God’s amazing creation consists of natural adrenaline which lifts the body and spirit above the realm of reality, even if but for a moment. The moment, regardless of what it might be, may not be felt until a few days have passed. Both highs and lows; successes and heartbreaks might not be felt for some time. Nevertheless, a few days later, reality sets in and the realization is settled.

I know that this is not considered spiritual, but I submit that God has made our bodies to be sufficient in physical and mental health. So in triumph or defeat, we are given the ability to enjoy or overcome the moment. The biblical description of the day after is found in the phrase, “and it came to pass.”

Given this premise, I am seeing the other side of the moment when our past choices affect our present reality. For instance, sometimes people win arguments, but afterward they are left with less than they began. Some prove their point, but lose the greater ground of moral authority. Our choices can result in spiritual gain or fleshly endeavors. Our decisions, both individually and corporately, determine who we are and what we become. If the new reality shows us carnal, then we know that we have sacrificed the wrong thing. However, if we have given ourselves to the things of God, then there will be a spiritual strength.

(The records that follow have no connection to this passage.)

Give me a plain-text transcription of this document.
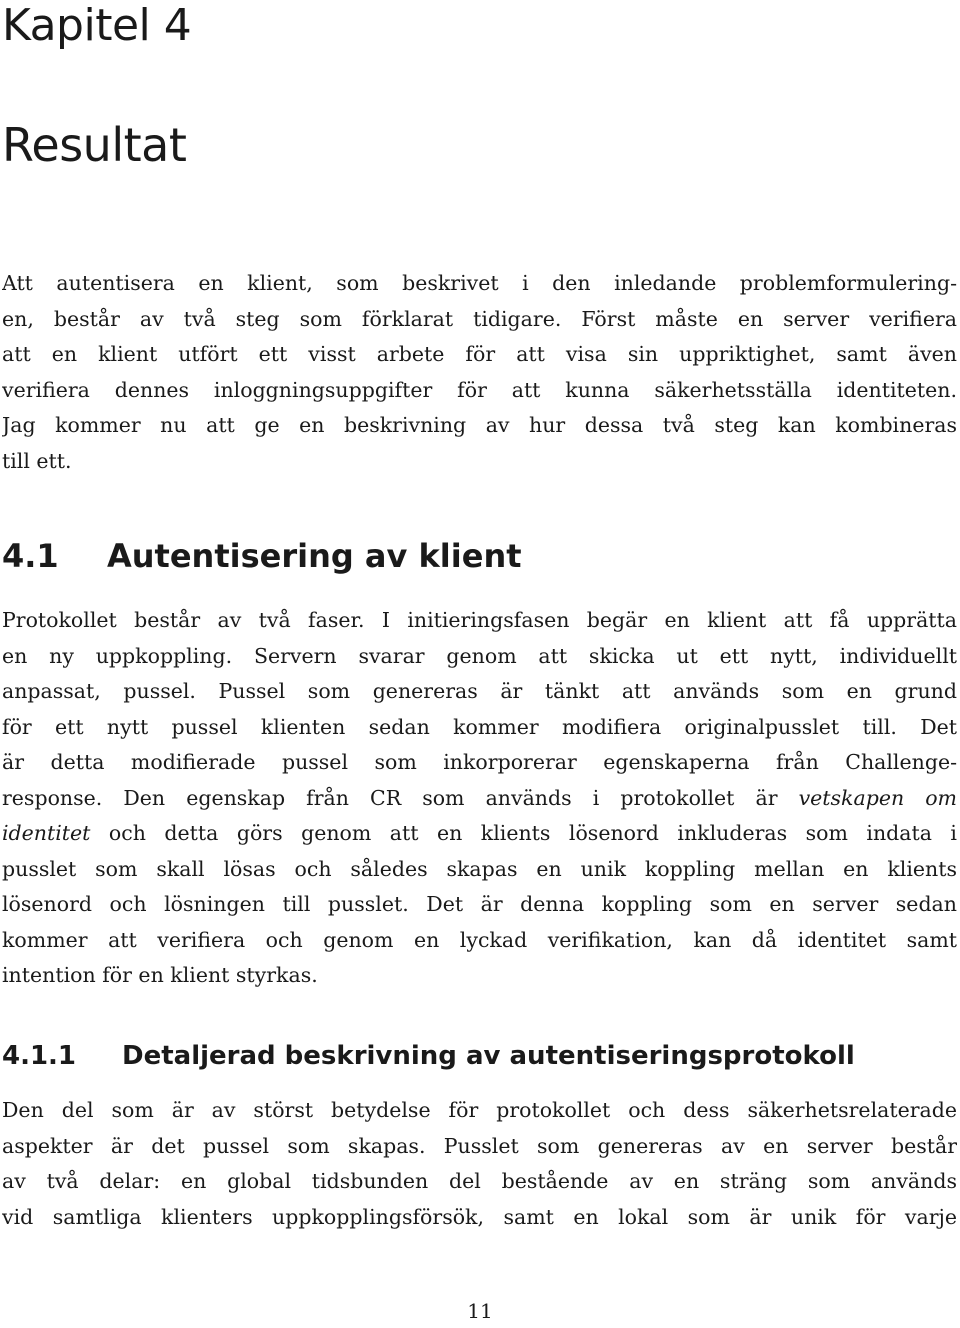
Kapitel 4
Resultat
Att autentisera en klient, som beskrivet i den inledande problemformulering-
en, består av två steg som förklarat tidigare. Först måste en server verifiera
att en klient utfört ett visst arbete för att visa sin uppriktighet, samt även
verifiera dennes inloggningsuppgifter för att kunna säkerhetsställa identiteten.
Jag kommer nu att ge en beskrivning av hur dessa två steg kan kombineras
till ett.
4.1 Autentisering av klient
Protokollet består av två faser. I initieringsfasen begär en klient att få upprätta
en ny uppkoppling. Servern svarar genom att skicka ut ett nytt, individuellt
anpassat, pussel. Pussel som genereras är tänkt att används som en grund
för ett nytt pussel klienten sedan kommer modifiera originalpusslet till. Det
är detta modifierade pussel som inkorporerar egenskaperna från Challenge-
response. Den egenskap från CR som används i protokollet är vetskapen om
identitet och detta görs genom att en klients lösenord inkluderas som indata i
pusslet som skall lösas och således skapas en unik koppling mellan en klients
lösenord och lösningen till pusslet. Det är denna koppling som en server sedan
kommer att verifiera och genom en lyckad verifikation, kan då identitet samt
intention för en klient styrkas.
4.1.1 Detaljerad beskrivning av autentiseringsprotokoll
Den del som är av störst betydelse för protokollet och dess säkerhetsrelaterade
aspekter är det pussel som skapas. Pusslet som genereras av en server består
av två delar: en global tidsbunden del bestående av en sträng som används
vid samtliga klienters uppkopplingsförsök, samt en lokal som är unik för varje
11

In short, the reality of our current day is directly related to our conduct, conversation, and thought. We are who we have decided to be. We are making a trade everyday of our lives. We are either trading individualism to be hid in Christ or we are trading holiness in order to be carnal. Being accepted by the world means that compromises have taken place. Being accepted by God might mean that we have been rejected by the world. We are and will be the conclusion of our cumulative choices.

Jesus said it this way, “And what shall man give in exchange for his soul?” The question has an answer and sometimes it is not “nothing.” For some the answer is “something.” Paul wrote, “What shall separate us from the love of God?” The list is extensive, but the point is that there are things that will separate us from God. Even writing this I feel it to be a turn off, as if it’s too much hyperbole. It’s like the “Preacher’s rhetoric” bellowing from his soapbox…just a man sermonizing on paper. Nevertheless, I am compelled to ask, “What happens afterward?” I’m compelled to ask you “what then” after the adrenaline has faded and the trade has been made? I am compelled not to go quietly into the sunset, and become a teacher who fails to challenge the lifestyle of the professed Christian.

We cannot gamble on our salvation, but we must make our calling and election sure. “And it came to pass” is on its way which should make us sober and intentional in the lives we are living.